From:Roger Mills <romilly@...>
Date:Monday, February 9, 2004, 22:18
Ray Brown wrote:
(snip much discussion of French metrics)
> Right, so what distinguishes it from prose? I think that's what I've never > really figured out.
Subject matter? "Lofty" vocabulary? Rhyme certainly. There seem to be similar problems in formal Spanish poetry, where both syllable-count and word-stress (and vowel-elision), 1- or 2-syl line endings, all seem to be important. (Lorca) Vóces de muérte sonáron (8 syl) Cérca del Guádalquivír... (7) (Traditional) Triste estaba el rey David... (9 official sylls. but read I think as 7 "tríst'estáb'el réy Davíd"
>And I seem to recall reading many years ago something > about a caesura in the middle of the Alexandrin.

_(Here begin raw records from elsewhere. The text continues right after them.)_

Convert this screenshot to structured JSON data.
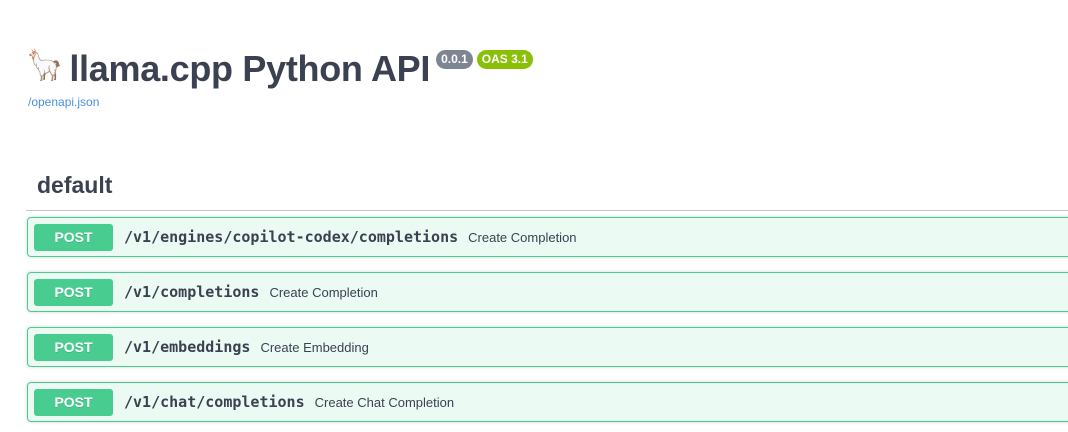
{
  "info": {
    "icon": "llama-emoji",
    "emoji": "🦙",
    "title": "llama.cpp Python API",
    "version": "0.0.1",
    "oas_version": "OAS 3.1",
    "spec_link": "/openapi.json"
  },
  "tag": {
    "name": "default"
  },
  "colors": {
    "post": "#49cc90",
    "version_badge": "#7d8492",
    "oas_badge": "#89bf04",
    "link": "#4990e2"
  },
  "operations": [
    {
      "method": "POST",
      "path": "/v1/engines/copilot-codex/completions",
      "summary": "Create Completion"
    },
    {
      "method": "POST",
      "path": "/v1/completions",
      "summary": "Create Completion"
    },
    {
      "method": "POST",
      "path": "/v1/embeddings",
      "summary": "Create Embedding"
    },
    {
      "method": "POST",
      "path": "/v1/chat/completions",
      "summary": "Create Chat Completion"
    }
  ]
}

Philippe C. discussed this in one of his replies; but then he also referred to "long" and "short" syllables, which doesn't gibe with "all syllables are of equal weight". Hmmm??

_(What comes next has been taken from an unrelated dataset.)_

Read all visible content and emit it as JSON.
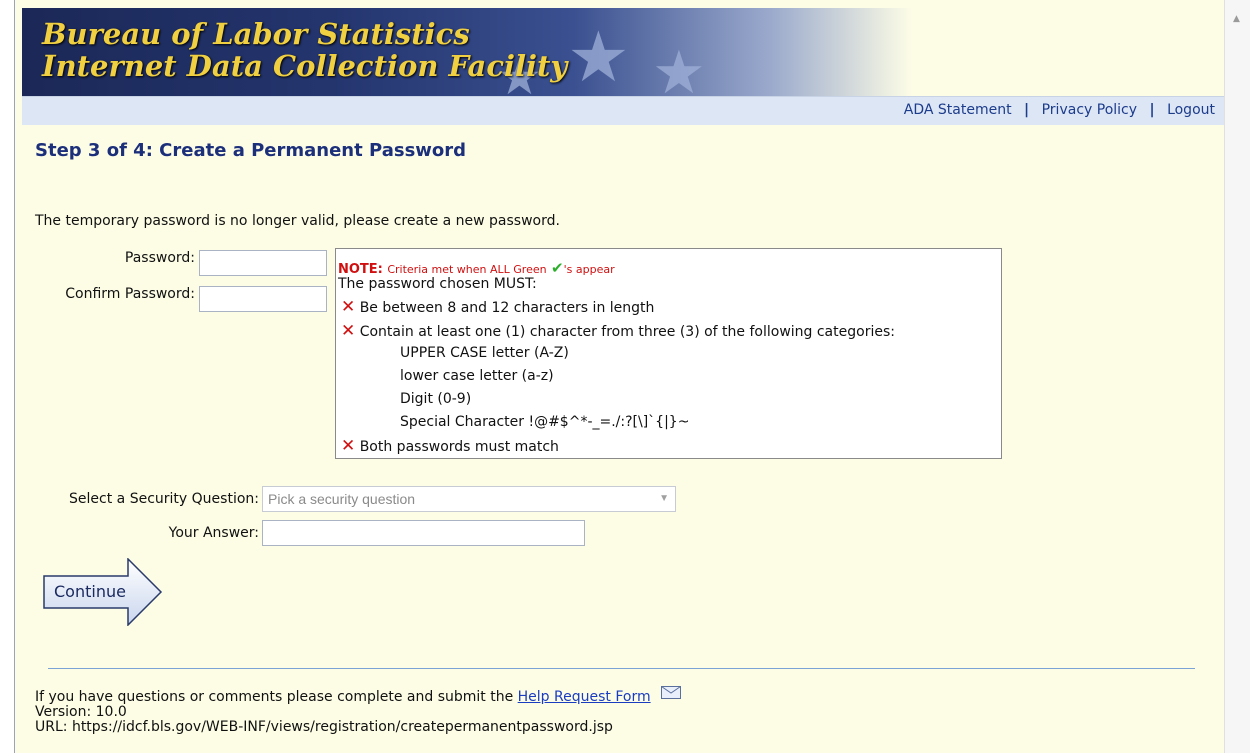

> Yes - is rhyme really the only thing that distinguishes verse from prose? > Was my old headmaster right, then, when he dismissed 'vers libre' as just > "chopped up prose"? >
I guess it depends on how willing one is to accept it as poetry. "One knows it when one sees it" sort of thing :=) Cf. the recent spate of little "poems" that have been extracted from some of Mr. Rumsfeld's more gnomic pronouncements-- e.g. the one about "There are things known, and we know we know them; there are unknowns, and we know we don't know them; but there are unknowns that we don't know we don't know" or some such. With luck, in the UK you aren't exposed to these things...... A better example-- back in the 40s, someone published a little book of poems extracted from the novels of Thomas Wolfe, who in his giddier moments launched into full iambic pentameter mode, even though it was prose. Some of those passages were divided into lines, and turned into quite respectable poems. One of his better known ones (though free verse) prefaces "Look Homeward, Angel"--- A stone, a leaf, a door.... Of a stone, a leaf, a door... And of all the forgotten faces. ---(lines I forget )--- Which of us has looked into his brother's heart? ---(etc.)--- Or this, from his last novel, "You Can't Go Home Again"-- Something has spoken to me in the night, Burning the candles of the waning year... Something has spoken to me in the night, And tells me we must die.... ---(or something like that)--- and so on; it's cryptic but IMO beautiful and effective as poetry.